Question 14 : Résurrection ?

 

 

 

 

‘Jésus prend le relais révélant autrement tout le chemin de Vie. Et là, nous retrouvons « le chemin inversé ». Avec Jésus la Vie ne nous achemine pas vers un inéluctable déclin, mais vers une complétude que plus rien ne décrit. Même si, à partir de ce que l’on peut constater, les facultés baissent jusqu’à donner éventuellement l’impression que la personne est semblable à une chrysalide sans vie, ce qu’elle expérimente nous ne pouvons pas le savoir’

 

Jésus rend possible d’être tout à fait ce qu’on est : des personnes singulières en quête d’une Vie que plus rien ne peut détruire, une Vie libérée du temps et de l’espace, la Vie en plénitude. Ce Jésus dont je te parle prend toutes nos existences humaines pour les acheminer, au-delà de la mort, vers sa pleine Lumière, là où les mots se taisent pour dire comment elle est. Bien plus qu’une « promesse » : Il l’a réalisée dans sa Résurrection’.

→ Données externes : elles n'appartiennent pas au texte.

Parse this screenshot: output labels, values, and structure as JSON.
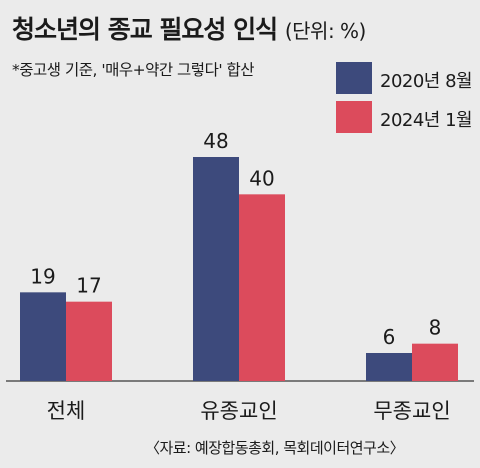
{
  "title": "청소년의 종교 필요성 인식",
  "unit": "(단위: %)",
  "subtitle": "*중고생 기준, '매우+약간 그렇다' 합산",
  "source": "〈자료: 예장합동총회, 목회데이터연구소〉",
  "colors": {
    "series1": "#3d4a7c",
    "series2": "#dc4b5c",
    "baseline": "#555555"
  },
  "chart_data": {
    "type": "bar",
    "categories": [
      "전체",
      "유종교인",
      "무종교인"
    ],
    "series": [
      {
        "name": "2020년 8월",
        "values": [
          19,
          48,
          6
        ]
      },
      {
        "name": "2024년 1월",
        "values": [
          17,
          40,
          8
        ]
      }
    ],
    "ylim": [
      0,
      48
    ]
  }
}
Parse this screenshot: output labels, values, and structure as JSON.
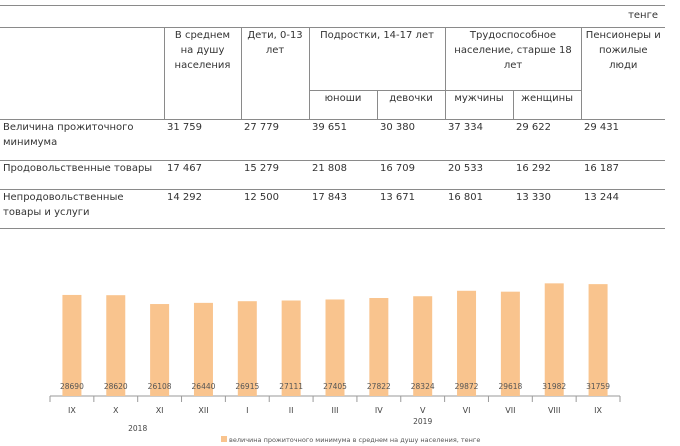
{
  "unit": "тенге",
  "table": {
    "headers": {
      "avg": "В среднем на душу населения",
      "children": "Дети, 0-13 лет",
      "teens": "Подростки, 14-17 лет",
      "teens_boys": "юноши",
      "teens_girls": "девочки",
      "working": "Трудоспособное население, старше 18 лет",
      "working_men": "мужчины",
      "working_women": "женщины",
      "pensioners": "Пенсионеры и пожилые люди"
    },
    "rows": [
      {
        "label": "Величина прожиточного минимума",
        "values": [
          "31 759",
          "27 779",
          "39 651",
          "30 380",
          "37 334",
          "29 622",
          "29 431"
        ]
      },
      {
        "label": "Продовольственные товары",
        "values": [
          "17 467",
          "15 279",
          "21 808",
          "16 709",
          "20 533",
          "16 292",
          "16 187"
        ]
      },
      {
        "label": "Непродовольственные товары и услуги",
        "values": [
          "14 292",
          "12 500",
          "17 843",
          "13 671",
          "16 801",
          "13 330",
          "13 244"
        ]
      }
    ]
  },
  "chart_data": {
    "type": "bar",
    "categories": [
      "IX",
      "X",
      "XI",
      "XII",
      "I",
      "II",
      "III",
      "IV",
      "V",
      "VI",
      "VII",
      "VIII",
      "IX"
    ],
    "years": [
      {
        "label": "2018",
        "from": 0,
        "to": 3
      },
      {
        "label": "2019",
        "from": 4,
        "to": 12
      }
    ],
    "series": [
      {
        "name": "величина прожиточного минимума в среднем на душу населения, тенге",
        "values": [
          28690,
          28620,
          26108,
          26440,
          26915,
          27111,
          27405,
          27822,
          28324,
          29872,
          29618,
          31982,
          31759
        ],
        "color": "#f9c48e"
      }
    ],
    "ylim": [
      0,
      33500
    ],
    "legend": "bottom",
    "grid": false
  }
}
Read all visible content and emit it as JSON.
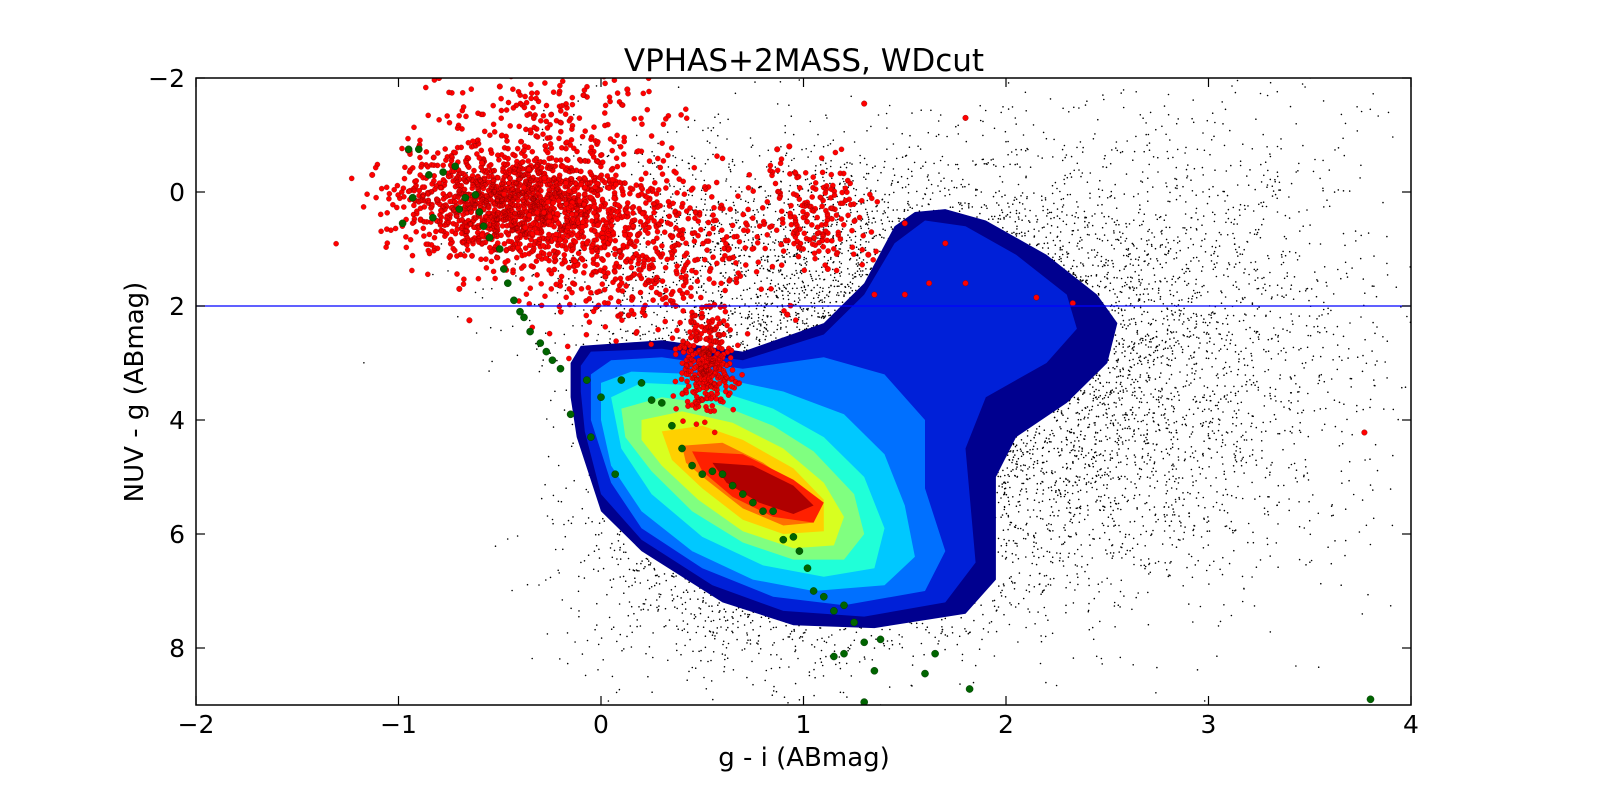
{
  "chart_data": {
    "type": "scatter",
    "title": "VPHAS+2MASS, WDcut",
    "xlabel": "g - i (ABmag)",
    "ylabel": "NUV - g (ABmag)",
    "xlim": [
      -2,
      4
    ],
    "ylim": [
      9,
      -2
    ],
    "y_inverted": true,
    "xticks": [
      -2,
      -1,
      0,
      1,
      2,
      3,
      4
    ],
    "xtick_labels": [
      "−2",
      "−1",
      "0",
      "1",
      "2",
      "3",
      "4"
    ],
    "yticks": [
      -2,
      0,
      2,
      4,
      6,
      8
    ],
    "ytick_labels": [
      "−2",
      "0",
      "2",
      "4",
      "6",
      "8"
    ],
    "grid": false,
    "legend": "none",
    "reference_line": {
      "orientation": "horizontal",
      "y": 2,
      "color": "#0000ff"
    },
    "colors": {
      "background_points": "#000000",
      "red_points": "#ff0000",
      "green_points": "#006400",
      "density_levels": [
        "#00008f",
        "#0020d8",
        "#0070ff",
        "#00c8ff",
        "#20ffd8",
        "#80ff80",
        "#d8ff20",
        "#ffd000",
        "#ff7000",
        "#ff2000",
        "#b00000"
      ]
    },
    "series": [
      {
        "kind": "scatter-cloud",
        "color": "#000000",
        "clusters": [
          {
            "center": [
              1.75,
              3.6
            ],
            "spread": [
              0.75,
              1.85
            ],
            "weight": 0.62
          },
          {
            "center": [
              1.1,
              1.3
            ],
            "spread": [
              0.75,
              1.2
            ],
            "weight": 0.14
          },
          {
            "center": [
              0.9,
              6.4
            ],
            "spread": [
              0.5,
              1.05
            ],
            "weight": 0.14
          },
          {
            "center": [
              2.9,
              2.5
            ],
            "spread": [
              0.55,
              2.3
            ],
            "weight": 0.1
          }
        ]
      },
      {
        "kind": "density-contours",
        "levels": [
          [
            [
              -0.15,
              3.0
            ],
            [
              -0.1,
              2.7
            ],
            [
              0.3,
              2.6
            ],
            [
              0.7,
              2.8
            ],
            [
              1.1,
              2.3
            ],
            [
              1.3,
              1.6
            ],
            [
              1.45,
              0.6
            ],
            [
              1.55,
              0.35
            ],
            [
              1.7,
              0.3
            ],
            [
              1.9,
              0.5
            ],
            [
              2.2,
              1.1
            ],
            [
              2.45,
              1.8
            ],
            [
              2.55,
              2.3
            ],
            [
              2.5,
              3.0
            ],
            [
              2.3,
              3.7
            ],
            [
              2.05,
              4.3
            ],
            [
              1.95,
              5.0
            ],
            [
              1.95,
              6.8
            ],
            [
              1.8,
              7.4
            ],
            [
              1.35,
              7.65
            ],
            [
              0.95,
              7.6
            ],
            [
              0.6,
              7.2
            ],
            [
              0.2,
              6.3
            ],
            [
              0.0,
              5.6
            ],
            [
              -0.12,
              4.3
            ],
            [
              -0.15,
              3.6
            ]
          ],
          [
            [
              -0.1,
              3.05
            ],
            [
              -0.05,
              2.8
            ],
            [
              0.3,
              2.75
            ],
            [
              0.7,
              2.95
            ],
            [
              1.1,
              2.5
            ],
            [
              1.3,
              1.8
            ],
            [
              1.45,
              0.9
            ],
            [
              1.6,
              0.5
            ],
            [
              1.8,
              0.6
            ],
            [
              2.05,
              1.1
            ],
            [
              2.3,
              1.8
            ],
            [
              2.35,
              2.4
            ],
            [
              2.2,
              3.0
            ],
            [
              1.9,
              3.6
            ],
            [
              1.8,
              4.5
            ],
            [
              1.85,
              6.5
            ],
            [
              1.7,
              7.2
            ],
            [
              1.3,
              7.45
            ],
            [
              0.9,
              7.35
            ],
            [
              0.55,
              6.9
            ],
            [
              0.2,
              6.1
            ],
            [
              0.0,
              5.3
            ],
            [
              -0.08,
              4.2
            ],
            [
              -0.1,
              3.5
            ]
          ],
          [
            [
              -0.05,
              3.2
            ],
            [
              0.05,
              2.95
            ],
            [
              0.3,
              2.9
            ],
            [
              0.7,
              3.1
            ],
            [
              1.1,
              2.9
            ],
            [
              1.4,
              3.2
            ],
            [
              1.6,
              4.0
            ],
            [
              1.6,
              5.2
            ],
            [
              1.7,
              6.3
            ],
            [
              1.6,
              7.0
            ],
            [
              1.2,
              7.25
            ],
            [
              0.85,
              7.1
            ],
            [
              0.5,
              6.6
            ],
            [
              0.2,
              5.9
            ],
            [
              0.05,
              5.1
            ],
            [
              -0.05,
              4.0
            ]
          ],
          [
            [
              0.0,
              3.35
            ],
            [
              0.15,
              3.15
            ],
            [
              0.5,
              3.2
            ],
            [
              0.9,
              3.5
            ],
            [
              1.2,
              3.9
            ],
            [
              1.4,
              4.6
            ],
            [
              1.5,
              5.5
            ],
            [
              1.55,
              6.4
            ],
            [
              1.4,
              6.9
            ],
            [
              1.05,
              7.0
            ],
            [
              0.75,
              6.8
            ],
            [
              0.45,
              6.3
            ],
            [
              0.2,
              5.6
            ],
            [
              0.05,
              4.8
            ],
            [
              0.0,
              4.0
            ]
          ],
          [
            [
              0.05,
              3.6
            ],
            [
              0.2,
              3.35
            ],
            [
              0.5,
              3.4
            ],
            [
              0.85,
              3.8
            ],
            [
              1.1,
              4.3
            ],
            [
              1.3,
              5.0
            ],
            [
              1.4,
              5.9
            ],
            [
              1.35,
              6.6
            ],
            [
              1.1,
              6.75
            ],
            [
              0.8,
              6.55
            ],
            [
              0.5,
              6.05
            ],
            [
              0.25,
              5.3
            ],
            [
              0.1,
              4.5
            ]
          ],
          [
            [
              0.1,
              3.8
            ],
            [
              0.3,
              3.6
            ],
            [
              0.6,
              3.75
            ],
            [
              0.85,
              4.1
            ],
            [
              1.05,
              4.55
            ],
            [
              1.25,
              5.3
            ],
            [
              1.3,
              6.0
            ],
            [
              1.2,
              6.45
            ],
            [
              0.95,
              6.45
            ],
            [
              0.7,
              6.15
            ],
            [
              0.45,
              5.6
            ],
            [
              0.25,
              4.9
            ],
            [
              0.12,
              4.3
            ]
          ],
          [
            [
              0.2,
              4.0
            ],
            [
              0.4,
              3.85
            ],
            [
              0.65,
              4.05
            ],
            [
              0.9,
              4.5
            ],
            [
              1.1,
              5.1
            ],
            [
              1.2,
              5.7
            ],
            [
              1.15,
              6.2
            ],
            [
              0.95,
              6.25
            ],
            [
              0.7,
              5.95
            ],
            [
              0.48,
              5.4
            ],
            [
              0.3,
              4.8
            ],
            [
              0.2,
              4.35
            ]
          ],
          [
            [
              0.3,
              4.2
            ],
            [
              0.5,
              4.1
            ],
            [
              0.7,
              4.35
            ],
            [
              0.95,
              4.85
            ],
            [
              1.1,
              5.4
            ],
            [
              1.1,
              5.95
            ],
            [
              0.9,
              6.0
            ],
            [
              0.7,
              5.75
            ],
            [
              0.5,
              5.2
            ],
            [
              0.35,
              4.7
            ]
          ],
          [
            [
              0.4,
              4.45
            ],
            [
              0.6,
              4.4
            ],
            [
              0.8,
              4.75
            ],
            [
              1.0,
              5.25
            ],
            [
              1.05,
              5.8
            ],
            [
              0.9,
              5.85
            ],
            [
              0.7,
              5.55
            ],
            [
              0.52,
              5.05
            ],
            [
              0.42,
              4.75
            ]
          ],
          [
            [
              0.45,
              4.55
            ],
            [
              0.7,
              4.6
            ],
            [
              0.95,
              5.05
            ],
            [
              1.1,
              5.45
            ],
            [
              1.05,
              5.8
            ],
            [
              0.85,
              5.7
            ],
            [
              0.65,
              5.35
            ],
            [
              0.5,
              4.9
            ]
          ],
          [
            [
              0.55,
              4.75
            ],
            [
              0.75,
              4.8
            ],
            [
              0.95,
              5.15
            ],
            [
              1.05,
              5.5
            ],
            [
              0.95,
              5.65
            ],
            [
              0.78,
              5.45
            ],
            [
              0.62,
              5.1
            ]
          ]
        ]
      },
      {
        "kind": "scatter-cloud",
        "color": "#ff0000",
        "clusters": [
          {
            "center": [
              -0.4,
              0.2
            ],
            "spread": [
              0.3,
              0.5
            ],
            "weight": 0.55
          },
          {
            "center": [
              0.2,
              1.0
            ],
            "spread": [
              0.3,
              0.7
            ],
            "weight": 0.2
          },
          {
            "center": [
              0.52,
              3.0
            ],
            "spread": [
              0.07,
              0.45
            ],
            "weight": 0.12
          },
          {
            "center": [
              1.05,
              0.5
            ],
            "spread": [
              0.15,
              0.5
            ],
            "weight": 0.07
          },
          {
            "center": [
              -0.2,
              -1.3
            ],
            "spread": [
              0.3,
              0.35
            ],
            "weight": 0.06
          }
        ]
      },
      {
        "kind": "points",
        "color": "#ff0000",
        "points": [
          [
            -1.13,
            -0.3
          ],
          [
            -0.8,
            -2.0
          ],
          [
            -0.7,
            1.7
          ],
          [
            -0.65,
            2.25
          ],
          [
            -0.5,
            -1.85
          ],
          [
            0.13,
            -1.8
          ],
          [
            1.3,
            -1.55
          ],
          [
            1.8,
            -1.3
          ],
          [
            0.87,
            -0.75
          ],
          [
            0.93,
            -0.8
          ],
          [
            1.5,
            0.55
          ],
          [
            1.7,
            0.9
          ],
          [
            1.32,
            1.1
          ],
          [
            1.35,
            1.8
          ],
          [
            1.5,
            1.8
          ],
          [
            1.62,
            1.6
          ],
          [
            1.8,
            1.6
          ],
          [
            1.12,
            1.35
          ],
          [
            2.15,
            1.85
          ],
          [
            2.33,
            1.95
          ],
          [
            0.92,
            2.15
          ],
          [
            3.77,
            4.22
          ]
        ]
      },
      {
        "kind": "points",
        "color": "#006400",
        "points": [
          [
            -0.95,
            -0.75
          ],
          [
            -0.9,
            -0.75
          ],
          [
            -0.98,
            0.55
          ],
          [
            -0.93,
            0.1
          ],
          [
            -0.85,
            -0.3
          ],
          [
            -0.83,
            0.45
          ],
          [
            -0.78,
            -0.35
          ],
          [
            -0.72,
            -0.45
          ],
          [
            -0.7,
            0.3
          ],
          [
            -0.67,
            0.1
          ],
          [
            -0.62,
            0.05
          ],
          [
            -0.6,
            0.35
          ],
          [
            -0.58,
            0.6
          ],
          [
            -0.55,
            0.8
          ],
          [
            -0.5,
            1.0
          ],
          [
            -0.48,
            1.35
          ],
          [
            -0.46,
            1.6
          ],
          [
            -0.43,
            1.9
          ],
          [
            -0.4,
            2.1
          ],
          [
            -0.38,
            2.2
          ],
          [
            -0.35,
            2.45
          ],
          [
            -0.3,
            2.65
          ],
          [
            -0.27,
            2.8
          ],
          [
            -0.24,
            2.95
          ],
          [
            -0.2,
            3.1
          ],
          [
            -0.15,
            3.9
          ],
          [
            -0.07,
            3.3
          ],
          [
            -0.05,
            4.3
          ],
          [
            0.0,
            3.6
          ],
          [
            0.07,
            4.95
          ],
          [
            0.1,
            3.3
          ],
          [
            0.2,
            3.35
          ],
          [
            0.25,
            3.65
          ],
          [
            0.3,
            3.7
          ],
          [
            0.35,
            4.1
          ],
          [
            0.4,
            4.5
          ],
          [
            0.45,
            4.8
          ],
          [
            0.5,
            4.95
          ],
          [
            0.55,
            4.9
          ],
          [
            0.6,
            4.95
          ],
          [
            0.65,
            5.15
          ],
          [
            0.7,
            5.3
          ],
          [
            0.75,
            5.45
          ],
          [
            0.8,
            5.6
          ],
          [
            0.85,
            5.6
          ],
          [
            0.9,
            6.1
          ],
          [
            0.95,
            6.05
          ],
          [
            0.98,
            6.3
          ],
          [
            1.02,
            6.6
          ],
          [
            1.05,
            7.0
          ],
          [
            1.1,
            7.1
          ],
          [
            1.15,
            7.35
          ],
          [
            1.2,
            7.25
          ],
          [
            1.25,
            7.55
          ],
          [
            1.3,
            7.9
          ],
          [
            1.38,
            7.85
          ],
          [
            1.15,
            8.15
          ],
          [
            1.2,
            8.1
          ],
          [
            1.35,
            8.4
          ],
          [
            1.6,
            8.45
          ],
          [
            1.65,
            8.1
          ],
          [
            1.82,
            8.72
          ],
          [
            1.3,
            8.95
          ],
          [
            3.8,
            8.9
          ]
        ]
      }
    ]
  }
}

Pour Félicie, tout est encore obscur, bien qu’elle pressente, dans les mots de Papy, une forme d’espérance autre qu’une chimère. Elle voudrait bien, comme lui, avoir un tel support ! Mais lui, par sa présence et sa patience, l’assure et la rassure. Tous ces mots prononcés, confiés tel un secret encore à déchiffrer, font leur chemin en elle. Le mot « Résurrection » surtout se déploie dans sa tête avec des résonances n’exprimant rien de précis encore. Dans son carnet intime, elle écrit « Jésus » avec un point d’interrogation, puis « Résurrection » avec plusieurs points d’interrogation.

 

Curieusement surtout, assez confusément,
elle y associe son « Papa » en se murmurant :
« Si c’était vrai pourtant ? ».

  

 

 

 Intriguée plus qu’elle ne le voudrait, elle prend le dictionnaire. Des définitions données elle note= « Résurrection du Christ », puis « Le Mystère de la Résurrection » selon lequel « Le corps humain ressuscitera à la fin des temps ! »

 

Ces précisions ne lui apportent pas la compréhension souhaitée : « Que vient faire ici la fin des temps ? ». Puis lui revient en mémoire les mots de son grand-père : « Une Vie libérée du temps et de l’espace ? » Le temps vu comme une prison ? La même chose pour l’espace ?

 

Pourquoi ? Pas de réponse encore.

 

L’automne c’est la fête de la lumière dans les arbres pavanant leurs derniers ors. C’est aussi la pluie qui, lorsqu’elle commence, semble ne pas vouloir finir. Lorsqu’elle s’arrête, succède la brume et même le brouillard. Le temps maussade lui fait  apprécier particulièrement sa chambre.

 

C’est là que son Papy la rejoint lorsqu’il a un moment. Sa venue est toujours agréable tant il sait deviner l’aide dont elle peut avoir besoin ou simplement le désir d’échanger encore et encore. Même lorsque les propos sont ardus il lui est un confident précieux. Les ‘aspérités’ scolaires sont vite aplanies, ce qui lui offre du temps pour avoir des éclaircissements sur les mots qu’elle a notés.

 

Comme à l’accoutumée, il ne répondra pas directement afin de mieux ouvrir des brèches dans son esprit. Il est des « connaissances » exigeant des approfondissements. C’est un engagement de tout l’être dans une confiance sans mélange.